Schools are traditionally one of the most important venues for the integration of newcomers. Teachers with experience in instructing immigrant-background children in Finland say policies allowing immigrants to concentrate in certain areas are a bad idea.
According to a recent survey conducted by the national broadcaster Yle and the teachers’ union OAJ, teachers in Finnish schools with a foreign-language population of more than ten percent feel children’s immigration suffers if they do not have enough interaction with Finnish-speaking children and adults. For purposes of the study, foreign-language students included those whose mother tongue is something other than Finnish, Swedish or a Sami language.
Of the 455 experienced teachers that responded to the survey, just over 42 percent agreed with the statement: ”It is a problem if immigrants concentrate in certain areas and at certain schools”, while close to 44 percent somewhat agreed. In other words, 86 percent were in some sort of agreement, with fewer than 8 percent professing some degree of disagreement and just over 6 percent answering that they can’t say.

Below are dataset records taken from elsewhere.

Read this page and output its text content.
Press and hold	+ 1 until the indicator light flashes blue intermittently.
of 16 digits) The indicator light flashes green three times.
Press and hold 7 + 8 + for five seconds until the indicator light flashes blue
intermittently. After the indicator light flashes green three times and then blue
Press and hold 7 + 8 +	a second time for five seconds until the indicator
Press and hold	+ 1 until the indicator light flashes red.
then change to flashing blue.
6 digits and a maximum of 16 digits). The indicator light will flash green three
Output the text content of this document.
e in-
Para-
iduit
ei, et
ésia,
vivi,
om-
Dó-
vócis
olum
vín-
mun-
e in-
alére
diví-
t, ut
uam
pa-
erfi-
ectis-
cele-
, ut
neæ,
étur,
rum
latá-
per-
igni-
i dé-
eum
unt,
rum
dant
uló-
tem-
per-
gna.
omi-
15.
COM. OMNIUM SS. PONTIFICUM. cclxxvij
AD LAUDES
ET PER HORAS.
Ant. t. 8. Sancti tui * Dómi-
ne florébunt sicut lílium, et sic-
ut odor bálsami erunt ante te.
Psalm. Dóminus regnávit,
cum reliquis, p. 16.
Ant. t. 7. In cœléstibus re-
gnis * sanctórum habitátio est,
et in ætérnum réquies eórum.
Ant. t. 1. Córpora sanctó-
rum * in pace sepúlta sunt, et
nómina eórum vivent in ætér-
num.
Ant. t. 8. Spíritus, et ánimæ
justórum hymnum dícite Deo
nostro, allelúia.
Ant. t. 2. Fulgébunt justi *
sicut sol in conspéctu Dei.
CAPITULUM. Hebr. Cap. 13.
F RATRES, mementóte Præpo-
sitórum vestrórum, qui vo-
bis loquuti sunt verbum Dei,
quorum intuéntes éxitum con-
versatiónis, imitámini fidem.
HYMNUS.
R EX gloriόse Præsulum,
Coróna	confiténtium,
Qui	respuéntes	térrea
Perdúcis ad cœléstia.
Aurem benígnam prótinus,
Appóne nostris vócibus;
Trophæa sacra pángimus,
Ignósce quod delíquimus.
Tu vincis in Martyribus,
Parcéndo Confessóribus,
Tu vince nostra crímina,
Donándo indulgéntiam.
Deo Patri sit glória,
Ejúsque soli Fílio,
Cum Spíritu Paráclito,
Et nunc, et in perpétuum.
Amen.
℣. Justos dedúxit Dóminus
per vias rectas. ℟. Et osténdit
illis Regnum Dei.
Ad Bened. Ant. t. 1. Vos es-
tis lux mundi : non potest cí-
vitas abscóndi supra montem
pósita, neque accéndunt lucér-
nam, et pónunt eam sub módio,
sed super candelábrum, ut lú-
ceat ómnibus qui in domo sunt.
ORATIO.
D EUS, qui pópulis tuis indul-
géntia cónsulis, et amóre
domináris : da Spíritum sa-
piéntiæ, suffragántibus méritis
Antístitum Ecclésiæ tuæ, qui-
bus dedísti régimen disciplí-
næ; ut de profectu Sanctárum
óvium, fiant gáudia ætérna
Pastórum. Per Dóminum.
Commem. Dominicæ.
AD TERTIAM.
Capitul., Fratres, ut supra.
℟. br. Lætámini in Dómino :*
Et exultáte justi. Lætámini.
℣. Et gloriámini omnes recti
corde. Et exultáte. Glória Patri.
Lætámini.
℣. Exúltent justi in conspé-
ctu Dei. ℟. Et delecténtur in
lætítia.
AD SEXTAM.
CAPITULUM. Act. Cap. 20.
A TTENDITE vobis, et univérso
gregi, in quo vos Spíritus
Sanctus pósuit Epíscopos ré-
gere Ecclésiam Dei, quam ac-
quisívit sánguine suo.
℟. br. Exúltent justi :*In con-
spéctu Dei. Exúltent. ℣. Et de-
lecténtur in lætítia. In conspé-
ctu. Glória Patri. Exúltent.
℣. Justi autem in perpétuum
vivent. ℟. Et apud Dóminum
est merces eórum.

A total of 270 Finnish schools in which immigrants make up more than ten percent of the student body participated in the study. Of the teachers that responded to the survey, 38 percent have taught immigrant children for over 10 years, 26 percent between 5 and 10 years and over 26 percent between 2 and 5 years.
Finnish is best learnt with Finns
The primary reason teachers oppose the formation of immigrant enclaves in Finnish society is a linguistic one. Teachers have noted that the Finnish language skills of their pupils remains inadequate in neighbourhoods and schools that are too immigrant-heavy.
The teachers justify their stand with proof: if many students that speak the same language are in the same school, they speak their native language when they are together and don’t learn Finnish well enough.
If children find it difficult to study in the Finnish language, teachers relate that they sometimes forced to simplify the content of their teaching, leaving gaps.
Many of the teacher survey respondents expressed the desire that no more than one-third of their students would speak a foreign language. This, they say, would best facilitate optimal Finnish language retention among them.
At present, Finland has about fifty schools where the number of foreign-language students exceeds this one-third quota.
The teachers report that foreign-language students increase their work load in many ways.
“Settling disputes between the students requires more time, due to the lack of language skills,” one teacher says. “Working together with the parents who don’t speak Finnish is also time-consuming.”
Another related phenomenon is that if a school gathers a large amount of foreign-language students, the Finnish language parents in the neighbourhood may choose to send their children to a different school. Researchers and teachers have both noted this trend.
“Finnish parents start to avoid the school, even if it is the nearest one to where they live. There really is no reason for this,” replies a survey respondent.
Language skills determine school success
Teachers agree that diverse and rich language skills in one of the country’s principle languages are the cornerstone of integration. Over 53 percent say that language comprehension difficulties are the primary reason for potential immigrant pupil problems.
The most challenging situations are foreign-language children who enter the Finnish education system at the secondary level.
“Studies at grades 8 and 9 at the upper comprehensive school levels require an understanding of large-scale, abstract entities. This is not possible without sufficient language competence. Language is our primary thinking tool,” says one teacher.
But, just as with children the world over, a stable home environment and parental support have a huge effect on school success. If an immigrant-background student’s parents speak Finnish and help with homework, he or she will do better.
The responding teachers say that many children that have only moved to the country recently already speak Finnish as well as native speakers. These same pupils also win top grades.
“Some do better than the Finns, even though they have only come to the country a few years ago,” said one teacher.
Culture clashes a regular occurrence
Cultural differences are a recurring problem in schools with a strong immigrant population.
According to the survey, ten percent of teachers run into cultural and religious issues on a daily basis, while just under one-fifth of the respondents say it is a weekly event. Nevertheless, close to 47 percent say they occur less than once a month.
Examples include the arrangement of physical education classes, where some of the girls must shower separately. Some teachers say that a few immigrant boys have problems obeying their female teachers.
“Cultural differences between the Muslim and Christian religions pose challenges, but so do the Jehovah’s Witnesses and others, for that matter,” said one teacher.
Many teachers wrote that they see the cultural differences as more of a blessing than a curse. They say that immigrant families should be better distributed throughout Finland specifically so they can enrich Finnish life with their presence in as many places as possible. One teacher respondent said it best:
“Diversity is good for all children - both the immigrants and the Finns.”